As far as the history books are concerned, whilst the cultivation of green tea in China for medicinal purposes goes back further, it’s not until the early Tang Dynasty (600-900) that records show green tea being drunk for pleasure.

It was during this time that “Cha Jing”, or “The Classic of Tea”, was written by Lu Yu.  A milestone in Chinese literature, it focused on the art of green tea drinking, and is considered one of the first all-inclusive explorations of tea culture as a whole.

This period also the first development of formal tea ceremonies, when limited access to the utensils needed meant that green tea consumption became a symbol of societal status.

How is Green tea made?

Once picked, tea leaves immediately begin to oxidise.  Whilst encouraged in blacker teas, this process needs to be prevented with green tea in order to keep the fresh, ‘greenness’ of the flavour intact.

The best way to do this, and the way that’s still in use throughout the world today, is steaming the tea.  Originating in China in the 8th century, steaming halts the natural breakdown of the leaves, ensuring they can be stored and transported without losing any of their inherent flavour and colour.

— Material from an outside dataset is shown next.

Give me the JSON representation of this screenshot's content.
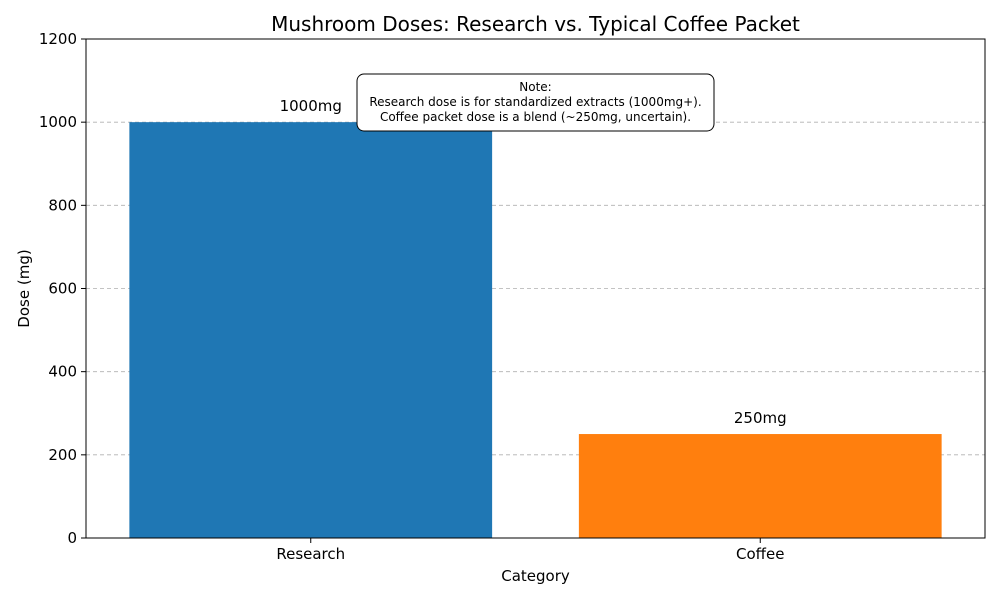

Over the centuries, Chinese tea masters have introduced baking and roasting as an alternative method of ‘fixing’ the leaves, and today many of the most prestigious Chinese green teas are steamed and quickly pan fried in a large wok on a high heat.

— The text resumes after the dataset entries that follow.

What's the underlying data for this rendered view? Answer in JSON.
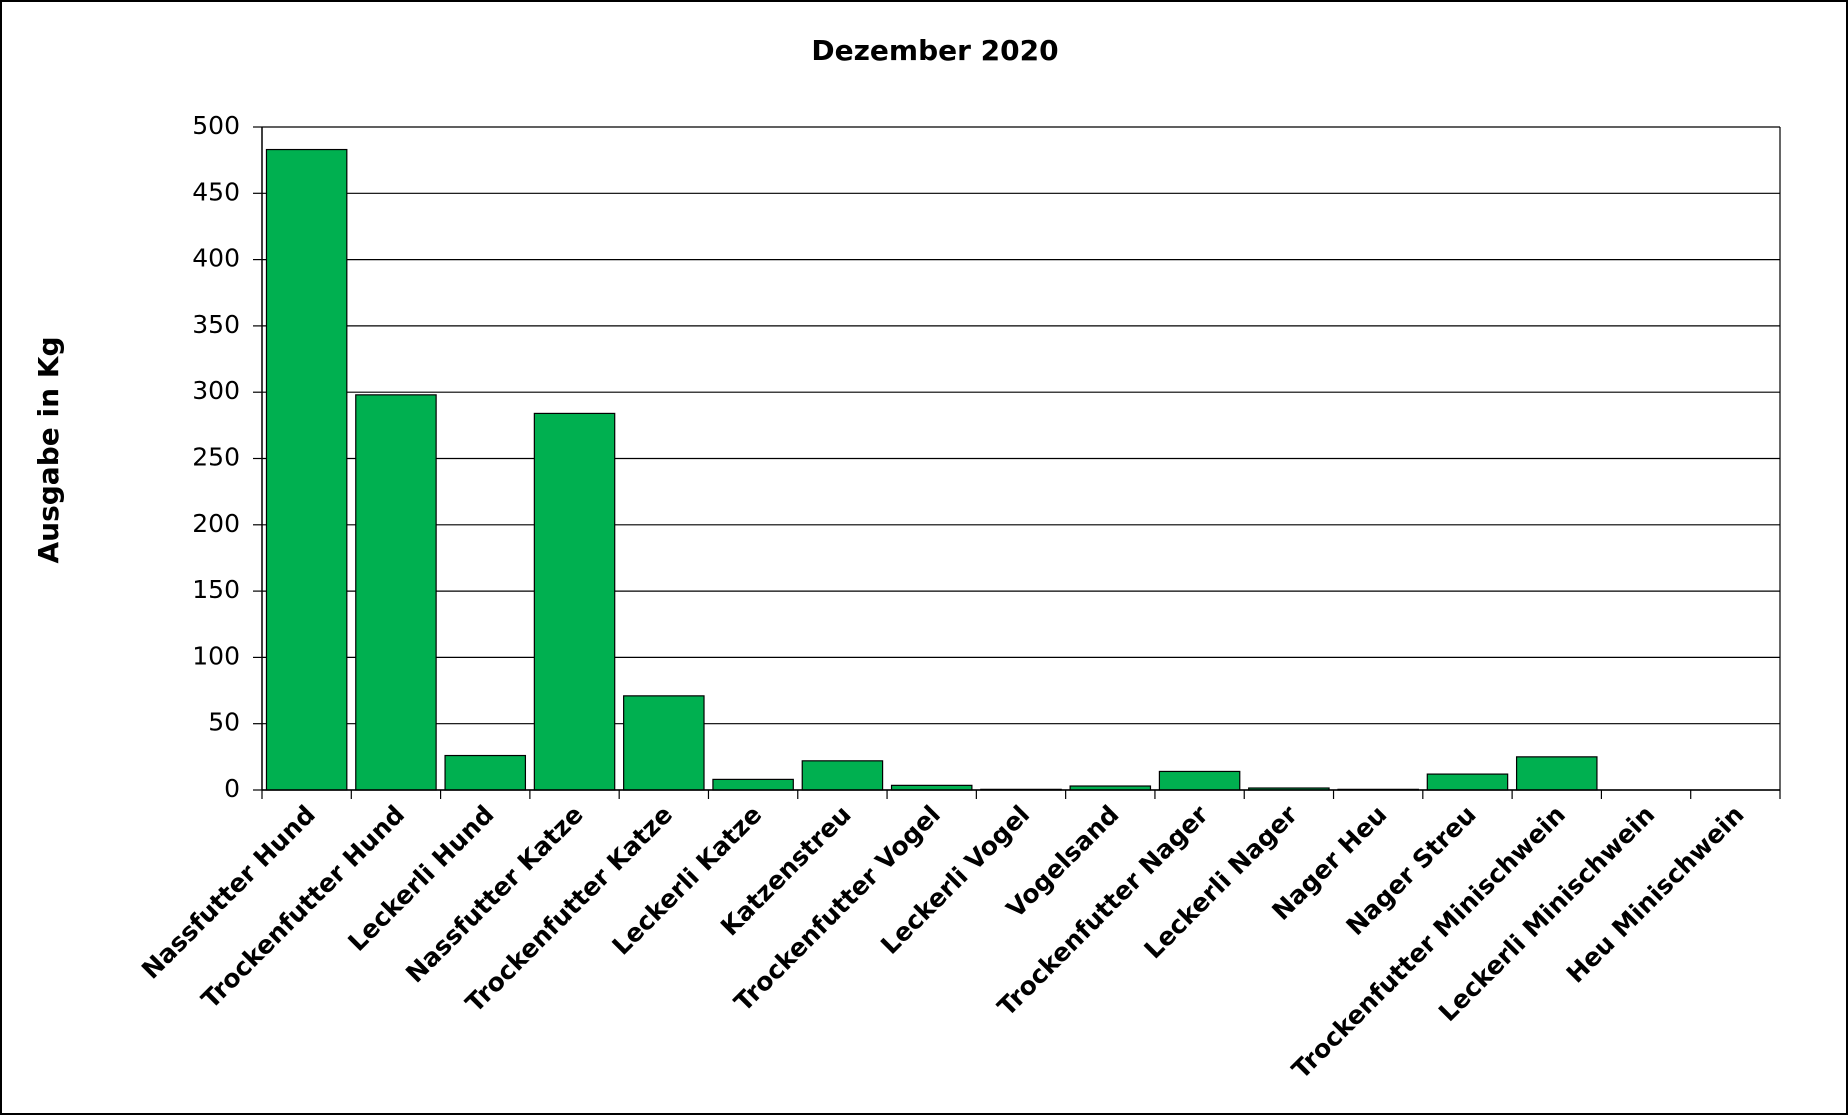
{
  "chart_data": {
    "type": "bar",
    "title": "Dezember 2020",
    "y_label": "Ausgabe in Kg",
    "categories": [
      "Nassfutter Hund",
      "Trockenfutter Hund",
      "Leckerli Hund",
      "Nassfutter Katze",
      "Trockenfutter Katze",
      "Leckerli Katze",
      "Katzenstreu",
      "Trockenfutter Vogel",
      "Leckerli Vogel",
      "Vogelsand",
      "Trockenfutter Nager",
      "Leckerli Nager",
      "Nager Heu",
      "Nager Streu",
      "Trockenfutter Minischwein",
      "Leckerli Minischwein",
      "Heu Minischwein"
    ],
    "values": [
      483,
      298,
      26,
      284,
      71,
      8,
      22,
      3.5,
      0.5,
      3,
      14,
      1.5,
      0.5,
      12,
      25,
      0,
      0
    ],
    "color": "#00b050",
    "ylim": [
      0,
      500
    ],
    "yticks": [
      0,
      50,
      100,
      150,
      200,
      250,
      300,
      350,
      400,
      450,
      500
    ],
    "grid": true
  }
}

What does Green Tea Taste Like?

Green tea is famous for its fresh, floral flavour.  It can taste of everything from newly-cut grass to steamy swamps, with possible fruity, nutty and even buttery notes. Steamed green teas tend to taste bittersweet, whilst other green teas are sweeter.

What is Green Mint Tea?

NOVELTEA’s Tale of Tangier evokes the warm, sweet air of a Moroccan evening, the scent of fresh mint tea drifting through the thronging streets.

Traditional Moroccan mint tea, also known as Maghrebi mint tea, is a green tea traditional throughout Morocco, Algeria, Tunisia, Libya, and Mauritania, and now popular across North Africa.

Although proportions and preparation can vary from region to region, the essential ingredients of Maghrebi mint tea are green tea, fresh spearmint leaves, sugar, and boiling water.

The Culture of Moroccan Mint Tea

Mint tea plays a key role in the social and cultural lives of the people of Morocco.  The preparation and serving of the tea is an artform, passed down from generation to generation, and is central to a shared tea-drinking experience that perfectly signifies hospitality and friendship.

Atai, or the preparation of the tea, is a formal ceremony, often performed in front of guests.

A couple of teaspoons of tea-leaf are added to the pot along with a small quantity of boiling water. This water will capture ‘the spirit of the tea’; a strong, clear flavour that will add complexity to the final brew.

After approximately 30 seconds, the water is poured out and put to one side, and then replaced with fresh boiling water.  This second steeping often capture the bitterness of the leaves, and is discarded after a minute or so. Mint and sugar are then added, along with the final batch of boiling water, and allowed to steep for a further three to five minutes.

Served in small glasses, the tea is only considered ready to drink once it’s topped by a foam.  Pouring the tea from a ceremonial teapot with a long, curved spout, from a height of no less than 12 inches, causes a natural foam to form – if it doesn’t, the tea needs to steep for longer, and so is returned to the pot.  When ready, the water from the intial steeping can be added back to the tea to add a rich depth.

Traditionally, the tea is served three times. Each steeping produces a unique flavour, as described in the famous Maghrebi proverb:

  • The first glass is as gentle as life,
  • The second is as strong as love,
  • The third is as bitter as death.

NOVELTEA’s Tale of Tangier

The  Tale of Tangier is a premium blend of Green Mint Tea with White Caribbean Rum. Delivering exotic fruit and floral citrus note, the adventurous allure of the Rum jostles with the more relaxed sweet Moroccan Mint.